Finans piyasasındaki zeki çocuklar politikacıların pek de reddemeyeceği enstümanları geliştirip Yunanistan hükümetlerine sundular. Bilançolarda görünmeyen borçlar, yıllar sonra gelecek gelirlerin şimdiden gelirmiş gibi gösterilip satılması ve benzeri operasyonlar sayesinde olduğundan daha pozitif bir resim ortaya çıkartıldı. Örneğin, Yunanistan'ın havaalanı ve piyango gelir hakları önümüzdeki on yıllar boyunca satılmış ve parası harcanmış durumda.

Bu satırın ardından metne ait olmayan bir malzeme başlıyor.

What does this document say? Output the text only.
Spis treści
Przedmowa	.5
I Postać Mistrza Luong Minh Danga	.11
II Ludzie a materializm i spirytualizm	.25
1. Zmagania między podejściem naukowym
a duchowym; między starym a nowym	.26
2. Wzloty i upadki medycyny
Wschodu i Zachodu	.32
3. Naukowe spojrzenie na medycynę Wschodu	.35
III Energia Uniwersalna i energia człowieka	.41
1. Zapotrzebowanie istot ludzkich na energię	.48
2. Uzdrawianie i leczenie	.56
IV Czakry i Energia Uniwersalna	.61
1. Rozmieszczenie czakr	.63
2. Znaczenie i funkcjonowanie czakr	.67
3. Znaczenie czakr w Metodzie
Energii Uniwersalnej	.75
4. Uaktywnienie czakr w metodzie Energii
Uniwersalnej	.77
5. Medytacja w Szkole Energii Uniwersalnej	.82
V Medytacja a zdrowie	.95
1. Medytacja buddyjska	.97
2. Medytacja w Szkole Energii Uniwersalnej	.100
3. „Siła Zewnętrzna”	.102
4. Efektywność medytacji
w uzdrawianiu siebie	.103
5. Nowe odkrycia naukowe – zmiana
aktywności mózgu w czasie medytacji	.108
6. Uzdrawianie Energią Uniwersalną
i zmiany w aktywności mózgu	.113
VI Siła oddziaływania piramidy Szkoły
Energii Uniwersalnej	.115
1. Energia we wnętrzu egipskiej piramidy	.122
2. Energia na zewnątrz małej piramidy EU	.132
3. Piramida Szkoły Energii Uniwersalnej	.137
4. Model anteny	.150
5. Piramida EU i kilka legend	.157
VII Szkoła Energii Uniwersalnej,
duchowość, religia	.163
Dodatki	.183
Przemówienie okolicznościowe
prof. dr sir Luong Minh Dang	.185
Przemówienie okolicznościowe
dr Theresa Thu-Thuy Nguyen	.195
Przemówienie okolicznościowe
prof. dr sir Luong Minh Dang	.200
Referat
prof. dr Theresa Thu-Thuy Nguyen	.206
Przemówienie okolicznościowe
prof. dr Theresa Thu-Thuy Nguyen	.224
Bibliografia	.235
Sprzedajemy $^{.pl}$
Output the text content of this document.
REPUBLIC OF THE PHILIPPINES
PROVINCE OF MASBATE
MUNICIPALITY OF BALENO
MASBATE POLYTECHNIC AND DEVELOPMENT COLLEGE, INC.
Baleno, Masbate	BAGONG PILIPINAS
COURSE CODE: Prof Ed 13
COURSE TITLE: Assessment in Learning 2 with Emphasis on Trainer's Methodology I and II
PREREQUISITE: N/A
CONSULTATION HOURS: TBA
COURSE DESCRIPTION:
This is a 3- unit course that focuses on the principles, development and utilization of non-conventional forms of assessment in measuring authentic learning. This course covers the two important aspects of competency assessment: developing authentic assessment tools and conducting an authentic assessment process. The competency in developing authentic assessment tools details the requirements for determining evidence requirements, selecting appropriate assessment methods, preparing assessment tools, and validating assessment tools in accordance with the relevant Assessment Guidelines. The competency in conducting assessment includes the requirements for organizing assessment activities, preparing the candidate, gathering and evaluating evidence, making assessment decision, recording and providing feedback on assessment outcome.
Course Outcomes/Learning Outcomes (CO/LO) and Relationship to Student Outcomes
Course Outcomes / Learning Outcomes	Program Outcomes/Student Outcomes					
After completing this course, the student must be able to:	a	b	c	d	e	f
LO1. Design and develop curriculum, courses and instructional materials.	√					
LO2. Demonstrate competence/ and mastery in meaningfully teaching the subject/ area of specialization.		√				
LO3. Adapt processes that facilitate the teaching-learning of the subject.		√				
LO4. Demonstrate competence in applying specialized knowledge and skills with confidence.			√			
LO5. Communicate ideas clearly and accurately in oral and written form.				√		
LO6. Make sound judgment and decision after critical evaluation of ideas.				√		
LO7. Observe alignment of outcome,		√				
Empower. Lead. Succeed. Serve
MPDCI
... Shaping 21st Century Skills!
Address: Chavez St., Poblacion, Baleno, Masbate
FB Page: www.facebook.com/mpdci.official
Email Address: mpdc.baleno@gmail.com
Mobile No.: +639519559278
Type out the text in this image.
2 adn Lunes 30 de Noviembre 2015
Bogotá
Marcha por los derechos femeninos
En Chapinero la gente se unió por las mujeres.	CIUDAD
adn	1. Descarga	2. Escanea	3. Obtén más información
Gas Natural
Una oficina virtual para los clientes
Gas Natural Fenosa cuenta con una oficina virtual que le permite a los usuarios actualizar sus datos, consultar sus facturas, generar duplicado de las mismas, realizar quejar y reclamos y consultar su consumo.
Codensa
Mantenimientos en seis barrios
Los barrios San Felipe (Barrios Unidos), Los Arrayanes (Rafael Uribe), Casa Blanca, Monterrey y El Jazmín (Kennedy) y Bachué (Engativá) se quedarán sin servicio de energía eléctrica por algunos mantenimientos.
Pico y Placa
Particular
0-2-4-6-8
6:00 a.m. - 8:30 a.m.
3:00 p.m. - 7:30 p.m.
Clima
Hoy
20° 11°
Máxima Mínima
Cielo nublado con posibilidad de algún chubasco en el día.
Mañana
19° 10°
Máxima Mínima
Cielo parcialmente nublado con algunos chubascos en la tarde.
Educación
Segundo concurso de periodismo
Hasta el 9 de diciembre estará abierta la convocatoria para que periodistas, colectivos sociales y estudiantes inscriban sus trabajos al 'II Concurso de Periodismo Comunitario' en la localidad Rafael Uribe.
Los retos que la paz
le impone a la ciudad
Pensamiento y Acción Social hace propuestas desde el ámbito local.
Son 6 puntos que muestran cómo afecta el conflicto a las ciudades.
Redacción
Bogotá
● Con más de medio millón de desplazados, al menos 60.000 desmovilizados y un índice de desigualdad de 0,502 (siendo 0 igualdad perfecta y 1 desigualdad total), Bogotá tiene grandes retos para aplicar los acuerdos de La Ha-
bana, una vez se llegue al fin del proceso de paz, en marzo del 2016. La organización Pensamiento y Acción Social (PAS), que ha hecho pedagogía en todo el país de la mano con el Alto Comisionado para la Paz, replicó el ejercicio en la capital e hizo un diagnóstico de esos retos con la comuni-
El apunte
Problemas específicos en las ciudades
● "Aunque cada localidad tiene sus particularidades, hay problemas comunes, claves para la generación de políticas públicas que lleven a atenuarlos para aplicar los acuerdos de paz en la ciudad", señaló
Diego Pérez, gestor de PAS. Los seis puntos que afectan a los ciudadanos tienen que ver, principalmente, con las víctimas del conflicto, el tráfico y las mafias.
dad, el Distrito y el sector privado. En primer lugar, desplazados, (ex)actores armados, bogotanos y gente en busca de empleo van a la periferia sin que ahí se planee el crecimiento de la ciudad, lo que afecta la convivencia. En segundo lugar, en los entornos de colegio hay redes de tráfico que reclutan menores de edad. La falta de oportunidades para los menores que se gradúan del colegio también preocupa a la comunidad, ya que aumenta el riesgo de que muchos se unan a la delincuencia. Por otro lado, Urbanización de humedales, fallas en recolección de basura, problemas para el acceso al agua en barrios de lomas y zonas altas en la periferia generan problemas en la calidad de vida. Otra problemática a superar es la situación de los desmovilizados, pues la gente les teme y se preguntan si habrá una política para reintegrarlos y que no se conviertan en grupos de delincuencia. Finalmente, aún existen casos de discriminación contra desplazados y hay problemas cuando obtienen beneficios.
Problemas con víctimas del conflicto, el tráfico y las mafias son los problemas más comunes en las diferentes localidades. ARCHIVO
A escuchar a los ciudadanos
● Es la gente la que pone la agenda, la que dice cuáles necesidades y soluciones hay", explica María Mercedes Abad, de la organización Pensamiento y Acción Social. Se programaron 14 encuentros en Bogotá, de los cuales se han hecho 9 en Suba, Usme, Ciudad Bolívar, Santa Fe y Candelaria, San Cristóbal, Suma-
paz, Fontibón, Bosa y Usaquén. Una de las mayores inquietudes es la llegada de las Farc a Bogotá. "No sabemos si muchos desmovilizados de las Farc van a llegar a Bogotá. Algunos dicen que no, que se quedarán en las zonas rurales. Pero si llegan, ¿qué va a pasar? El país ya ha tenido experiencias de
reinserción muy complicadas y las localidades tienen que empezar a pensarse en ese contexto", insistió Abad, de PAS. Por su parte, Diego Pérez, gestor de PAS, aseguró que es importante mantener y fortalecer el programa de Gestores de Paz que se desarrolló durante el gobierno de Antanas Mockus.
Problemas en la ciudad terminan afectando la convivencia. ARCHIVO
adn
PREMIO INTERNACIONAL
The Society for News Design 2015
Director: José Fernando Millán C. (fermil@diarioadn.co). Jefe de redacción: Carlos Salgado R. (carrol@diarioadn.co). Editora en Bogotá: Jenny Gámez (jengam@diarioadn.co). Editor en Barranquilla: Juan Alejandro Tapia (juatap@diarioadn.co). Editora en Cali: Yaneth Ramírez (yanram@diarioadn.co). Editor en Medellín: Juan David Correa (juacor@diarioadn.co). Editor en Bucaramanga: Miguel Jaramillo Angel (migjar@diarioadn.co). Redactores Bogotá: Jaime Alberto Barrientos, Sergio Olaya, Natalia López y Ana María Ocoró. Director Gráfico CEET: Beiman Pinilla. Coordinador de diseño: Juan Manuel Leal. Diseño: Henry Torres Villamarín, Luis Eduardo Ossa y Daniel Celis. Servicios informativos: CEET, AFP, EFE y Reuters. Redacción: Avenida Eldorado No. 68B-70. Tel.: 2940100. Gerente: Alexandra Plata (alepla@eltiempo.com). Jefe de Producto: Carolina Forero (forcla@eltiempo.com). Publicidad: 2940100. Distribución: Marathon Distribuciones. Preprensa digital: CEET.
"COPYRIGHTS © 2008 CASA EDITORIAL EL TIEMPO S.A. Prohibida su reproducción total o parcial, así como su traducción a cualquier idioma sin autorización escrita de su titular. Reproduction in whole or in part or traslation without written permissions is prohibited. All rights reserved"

Avrupa Birliği (AB) - Avrupa Merkez Bankası (ECB) - IMF
AB ve ECB krizin derinleştiği ve sorunun baş gösterdiği 2010 yılında yanlış bir reçeteyi Yunanistan'a dayadılar. Sorunu çözmek yerine ötelemeyi yeğlediler. Beş yıl önce çözüm için adım atılacağına alacaklıları konsolide edip, Yunanistan'ın riskini diğer piyasalardan izole edebileceklerini düşündüler. ECB açıklamaları ile zaten zor durumda olan bankacılık sistemini daha da zora soktu. IMF'nin tahmin ve politikalarındaki sapmalar ise işin tuzu biberi oldu.
Ne Yapmalı?
Komadaki hastanın fişini çekince ne olacağını biliyoruz, bir fırsat vermezlerse Avrupa'nın en eski demokrasisi olan bir ülkeyi "çökmüş devlet(failed state)" kategorisine sokmuş olacaklar. Bu da hem tüm kıtanın güvenliğini (Kaçak göçmenlerin neredeyse yarısı Yunanistan üzerinden Avrupa'ya ulaşıyor) hem de yatırım ortamını negatif etkiler. Yunanistan'ın çıkışı için daha önce denenmiş bir şeyi denemeleri gerek. Örneklendirmek gerekse:
Dolayısı ile Yunanistan'ın çıkışı acı bir reçeteyle bile olsa ucunda bir umut ışığı olan borcun affı ve yeniden yapılandırılması ile mümkün olabilir. Şu an masadaki tüm şartları SYRIZA kabul etse dahi IMF hesaplamalarına göre 2030 yılında borcun GSYİH'ya oranı %118'e ancak inebiliyor. Sonuçta kreditörlerin Yunanistan'ın ödeyeceği paraya, Yunanistan kadar ihtiyaçları yok.
Can Suyu
Yunanistan'ın ekonomi ve insan sermayesi ile ilgili temel göstergeleri bir "can suyu" verildiğinde hızla kendine gelebileceğini gösteriyor. Tablo 1'de bu veriler karşılaştırma yapmak amacı ile Türkiye ile birlikte yer alıyor. Kısaca, bizdeki göstergeleri bu seviyelere getirebilirsek ülkemiz şu an ilk 10 ekonomiden birisi olurdu. Avrupa şans verildiğinde ayağa kalkacak bir hastanın fişini çekecek mi önümüzdeki günlerde göreceğiz.